Other elements of 20/20 will include individual and degree-track courses at colleges and universities—similar to existing 10×10 curriculum—and skills training, not necessarily specific to medical informatics. “We’re also looking at ways of creating seminars and executive training for people to advocate for this in their home countries,” Detmer says.

Detmer, who is retiring at the end of the year, says the skills training will happen in “bits and bites” to help build incremental capacity in the global e-health workforce. Some planning in this area has been supported by the Rockefeller Foundation as part of a $500,000 grant the charity gave to AMIA to lead one of the Making the eHealth Connection conferences last summer in Bellagio, Italy.

The 20/20 program is chaired by N.T. Cheung, head of IT for the Hong Kong Hospital Authority. Other confirmed or likely participating organizations include the European Federation for Medical Informatics, the Asia Pacific Association for Medical Informatics and the Health Informatics Society of Australia.

December 7, 2008 I Written By

I'm a freelance healthcare journalist, specializing in health IT, mobile health, healthcare quality fast $5000 loans-cash.net with bad credit, hospital/physician practice management and healthcare finance.

Scoop: AMIA’s 10×10 going global

CHICAGO—This is just a quick post to draw your attention to a story posted on Digital Healthcare & Productivity this morning: The American Medical Informatics Association is expanding its 10×10 program internationally, with the goal of training 20,000 informatics professionals outside the U.S. by 2020.

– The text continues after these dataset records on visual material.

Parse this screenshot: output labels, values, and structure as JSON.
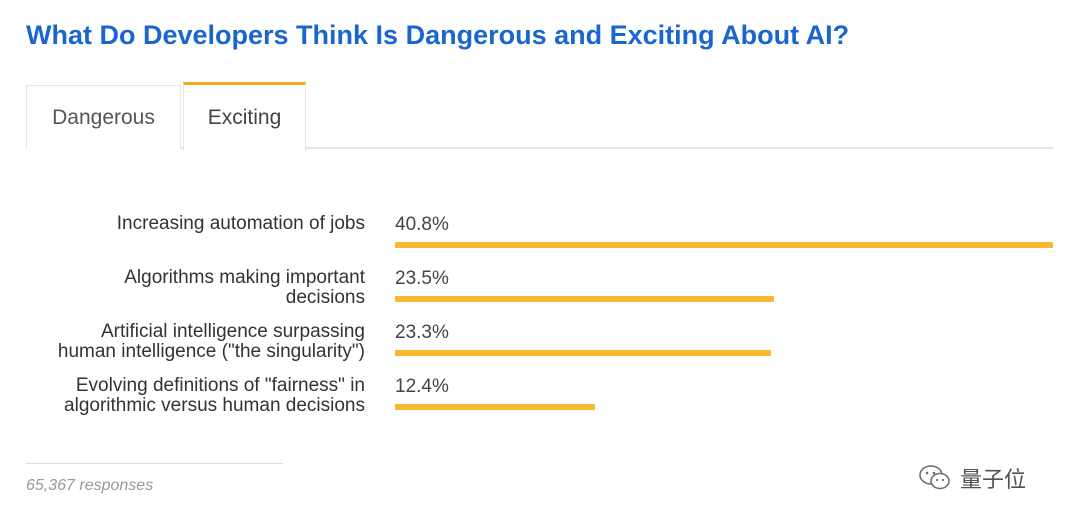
{
  "title": "What Do Developers Think Is Dangerous and Exciting About AI?",
  "tabs": [
    {
      "label": "Dangerous",
      "active": false
    },
    {
      "label": "Exciting",
      "active": true
    }
  ],
  "chart_data": {
    "type": "bar",
    "orientation": "horizontal",
    "categories": [
      [
        "Increasing automation of jobs"
      ],
      [
        "Algorithms making important",
        "decisions"
      ],
      [
        "Artificial intelligence surpassing",
        "human intelligence (\"the singularity\")"
      ],
      [
        "Evolving definitions of \"fairness\" in",
        "algorithmic versus human decisions"
      ]
    ],
    "values": [
      40.8,
      23.5,
      23.3,
      12.4
    ],
    "value_labels": [
      "40.8%",
      "23.5%",
      "23.3%",
      "12.4%"
    ],
    "unit": "%",
    "bar_color": "#f7b731",
    "grid": false
  },
  "footer": {
    "responses": "65,367 responses"
  },
  "watermark": {
    "text": "量子位",
    "icon": "wechat-icon"
  },
  "colors": {
    "title": "#1a66cc",
    "accent": "#f5a623"
  }
}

AMIA chief Dr. Don Detmer will make the announcement during his annual “state of the association” speech at 12:30 pm CST today. But you heard it here (or at DHCP) first.

Also coming in today’s DHCP newsletter is news from today’s American Health Information Community meeting here in Chicago that the Federal Communications Commission will award $400 million in grants over the next three years to connect small and rural healthcare facilities in 42 states and three territories.

November 13, 2007 I Written By

I'm a freelance healthcare journalist, specializing in health IT, mobile health, healthcare quality fast $5000 loans-cash.net with bad credit, hospital/physician practice management and healthcare finance.

Podcast: Dr. Bill Bria on CMIOs and medical informatics

WASHINGTON—Live from the World Health Care Congress, here’s an interview with Dr. Bill Bria, chief medical information officer of Shriners Hospitals for Children and president of the Association of Medical Directors of Information Systems. We talk about the increasing importance of CMIOs as hospitals align their IT strategies with overall institutional goals, including quality improvement, and we discuss the similar growth of AMDIS. Bria also plugs the annual AMDIS Physician-Computer Connection, which is OK with me since I’ve been shameless in plugging my article in Red Herring.

Podcast details: Interview with Dr. Bill Bria on CMIOs and medical informatics. Recorded April 23, 2007, in Washington, D.C. MP3, mono, 64kbps, 8.6 MB, running time 18:56.

April 23, 2007 I Written By

I'm a freelance healthcare journalist, specializing in health IT, mobile health, healthcare quality fast $5000 loans-cash.net with bad credit, hospital/physician practice management and healthcare finance.